To build Android applications that run smoothly and responsively in these resource-constrained environments, we need to arm ourselves with an understanding of the options available, and how, when, and why to use them—this is the essence of this book.
However, before we do that, we'll briefly consider why we need to concern ourselves at all. We'll see how serious Google is about the efficiency of the platform, explore the Android process model and its implications for programmers and end users, and examine some of the measures that the Android team have put in place to protect users from apps that behave badly.
To conclude, we'll discuss the general approach used throughout the rest of the book to keep applications responsive using asynchronous programming and concurrency, and its associated challenges and benefits.

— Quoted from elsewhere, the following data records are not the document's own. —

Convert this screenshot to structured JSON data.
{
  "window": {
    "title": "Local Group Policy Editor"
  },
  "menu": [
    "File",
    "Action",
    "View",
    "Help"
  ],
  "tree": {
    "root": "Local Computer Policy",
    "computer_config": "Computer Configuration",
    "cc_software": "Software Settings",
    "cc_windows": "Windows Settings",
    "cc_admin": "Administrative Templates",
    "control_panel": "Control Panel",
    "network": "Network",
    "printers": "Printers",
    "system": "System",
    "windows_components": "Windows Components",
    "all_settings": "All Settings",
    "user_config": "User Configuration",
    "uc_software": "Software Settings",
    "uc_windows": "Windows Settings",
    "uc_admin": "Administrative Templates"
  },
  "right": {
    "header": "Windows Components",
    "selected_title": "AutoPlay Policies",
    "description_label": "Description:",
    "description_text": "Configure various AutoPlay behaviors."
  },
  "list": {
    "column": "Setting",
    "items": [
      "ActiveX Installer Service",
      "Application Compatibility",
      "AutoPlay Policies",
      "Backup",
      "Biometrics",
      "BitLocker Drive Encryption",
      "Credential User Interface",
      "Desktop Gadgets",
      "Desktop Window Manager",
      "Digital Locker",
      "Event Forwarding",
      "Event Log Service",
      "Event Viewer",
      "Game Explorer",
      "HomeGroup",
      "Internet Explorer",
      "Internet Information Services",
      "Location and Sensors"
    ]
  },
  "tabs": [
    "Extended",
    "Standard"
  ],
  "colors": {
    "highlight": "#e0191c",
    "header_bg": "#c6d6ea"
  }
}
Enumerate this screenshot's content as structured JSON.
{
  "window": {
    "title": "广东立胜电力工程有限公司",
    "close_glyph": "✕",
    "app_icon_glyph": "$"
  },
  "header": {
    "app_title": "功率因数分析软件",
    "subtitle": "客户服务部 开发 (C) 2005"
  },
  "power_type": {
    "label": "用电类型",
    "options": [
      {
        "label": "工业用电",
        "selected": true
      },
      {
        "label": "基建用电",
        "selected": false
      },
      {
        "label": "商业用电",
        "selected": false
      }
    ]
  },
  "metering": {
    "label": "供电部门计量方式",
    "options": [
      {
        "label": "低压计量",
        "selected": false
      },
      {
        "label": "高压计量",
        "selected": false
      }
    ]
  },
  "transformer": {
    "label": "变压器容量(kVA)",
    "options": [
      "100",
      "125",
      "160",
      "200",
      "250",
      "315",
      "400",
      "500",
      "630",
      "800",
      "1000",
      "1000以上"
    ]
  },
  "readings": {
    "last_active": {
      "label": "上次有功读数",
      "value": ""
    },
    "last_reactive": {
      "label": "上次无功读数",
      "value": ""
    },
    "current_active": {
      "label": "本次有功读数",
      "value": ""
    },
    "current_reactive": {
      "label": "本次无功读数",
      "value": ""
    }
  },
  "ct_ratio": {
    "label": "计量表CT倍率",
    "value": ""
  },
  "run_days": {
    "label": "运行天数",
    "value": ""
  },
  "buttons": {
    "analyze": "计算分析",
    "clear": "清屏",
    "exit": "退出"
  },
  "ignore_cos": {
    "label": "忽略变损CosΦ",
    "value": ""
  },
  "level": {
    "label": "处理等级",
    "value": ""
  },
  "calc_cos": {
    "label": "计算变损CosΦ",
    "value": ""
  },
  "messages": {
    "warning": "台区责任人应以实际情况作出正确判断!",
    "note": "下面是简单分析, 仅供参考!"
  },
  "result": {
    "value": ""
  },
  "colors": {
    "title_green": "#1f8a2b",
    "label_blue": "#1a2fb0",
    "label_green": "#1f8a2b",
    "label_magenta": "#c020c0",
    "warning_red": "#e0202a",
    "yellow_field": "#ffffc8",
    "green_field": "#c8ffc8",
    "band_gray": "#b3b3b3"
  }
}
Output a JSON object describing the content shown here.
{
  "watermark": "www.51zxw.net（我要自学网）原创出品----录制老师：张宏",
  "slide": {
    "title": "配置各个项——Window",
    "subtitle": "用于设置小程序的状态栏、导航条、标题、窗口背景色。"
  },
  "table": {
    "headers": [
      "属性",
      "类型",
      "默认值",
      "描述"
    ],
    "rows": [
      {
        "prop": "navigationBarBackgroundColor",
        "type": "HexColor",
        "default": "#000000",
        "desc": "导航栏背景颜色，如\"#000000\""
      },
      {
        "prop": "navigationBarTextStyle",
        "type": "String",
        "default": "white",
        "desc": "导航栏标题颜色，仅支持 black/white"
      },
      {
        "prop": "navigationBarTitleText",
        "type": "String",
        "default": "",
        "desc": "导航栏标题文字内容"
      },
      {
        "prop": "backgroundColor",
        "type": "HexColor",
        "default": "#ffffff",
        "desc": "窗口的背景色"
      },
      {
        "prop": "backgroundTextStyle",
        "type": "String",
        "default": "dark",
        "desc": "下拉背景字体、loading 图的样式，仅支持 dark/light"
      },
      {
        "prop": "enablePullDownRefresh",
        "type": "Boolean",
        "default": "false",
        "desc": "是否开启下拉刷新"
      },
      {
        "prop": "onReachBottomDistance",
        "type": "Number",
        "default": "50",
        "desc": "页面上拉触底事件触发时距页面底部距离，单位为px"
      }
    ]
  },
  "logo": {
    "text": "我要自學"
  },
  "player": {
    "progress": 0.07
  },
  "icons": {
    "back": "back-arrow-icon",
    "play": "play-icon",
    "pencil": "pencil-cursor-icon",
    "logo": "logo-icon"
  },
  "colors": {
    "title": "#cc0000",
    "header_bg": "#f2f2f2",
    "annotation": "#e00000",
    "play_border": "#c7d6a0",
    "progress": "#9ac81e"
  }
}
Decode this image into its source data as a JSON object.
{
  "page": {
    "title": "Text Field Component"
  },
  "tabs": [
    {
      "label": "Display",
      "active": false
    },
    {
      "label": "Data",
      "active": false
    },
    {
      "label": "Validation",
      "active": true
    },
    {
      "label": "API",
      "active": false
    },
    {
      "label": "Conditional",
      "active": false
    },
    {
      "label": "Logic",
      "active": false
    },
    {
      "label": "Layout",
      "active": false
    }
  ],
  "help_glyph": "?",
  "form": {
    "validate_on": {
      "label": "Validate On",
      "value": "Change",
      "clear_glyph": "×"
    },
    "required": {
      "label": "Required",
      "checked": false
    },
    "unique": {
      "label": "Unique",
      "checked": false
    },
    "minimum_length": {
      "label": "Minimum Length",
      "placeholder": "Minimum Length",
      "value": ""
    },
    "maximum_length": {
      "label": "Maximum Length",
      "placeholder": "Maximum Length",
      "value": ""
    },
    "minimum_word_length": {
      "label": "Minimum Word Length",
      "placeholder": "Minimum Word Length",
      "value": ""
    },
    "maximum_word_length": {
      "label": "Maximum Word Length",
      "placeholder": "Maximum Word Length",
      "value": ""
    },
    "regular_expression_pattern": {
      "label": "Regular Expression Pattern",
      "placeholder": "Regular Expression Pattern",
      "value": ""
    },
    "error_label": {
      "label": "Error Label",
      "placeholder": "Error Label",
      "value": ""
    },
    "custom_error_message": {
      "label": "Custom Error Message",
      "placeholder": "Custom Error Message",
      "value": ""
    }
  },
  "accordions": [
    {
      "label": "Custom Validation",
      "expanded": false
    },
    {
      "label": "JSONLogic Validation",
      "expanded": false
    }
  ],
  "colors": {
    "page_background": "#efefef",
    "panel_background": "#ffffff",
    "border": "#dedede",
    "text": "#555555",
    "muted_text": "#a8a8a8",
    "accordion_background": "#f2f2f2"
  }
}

In this chapter, we will cover the following topics:
Introducing the Dalvik Virtual Machine
Memory sharing and the Zygote
Understanding the Android thread model
The main thread
Unresponsive apps and the ANR dialog
Concurrency in Android
Android applications are typically programmed using the Java language, but the virtual machines in the Android stack are not instances of the Java Virtual Machine (JVM). Instead, the Java source is compiled to Java byte-code and translated into a Dalvik executable file (DEX) for execution on a Dalvik Virtual Machine (DVM).
It is no accident that Google chose Java as the primary language, allowing a vast pool of developer talent to quickly get to work on building apps, but why not simply run Android applications directly on a JVM?
Dalvik was created specifically for Android, and as such, was designed to operate in environments where memory, processor, and electrical power are limited, for example, mobile devices. Satisfying these design constraints resulted in a very different virtual machine than the typical JVM's that we know from desktop and server environments.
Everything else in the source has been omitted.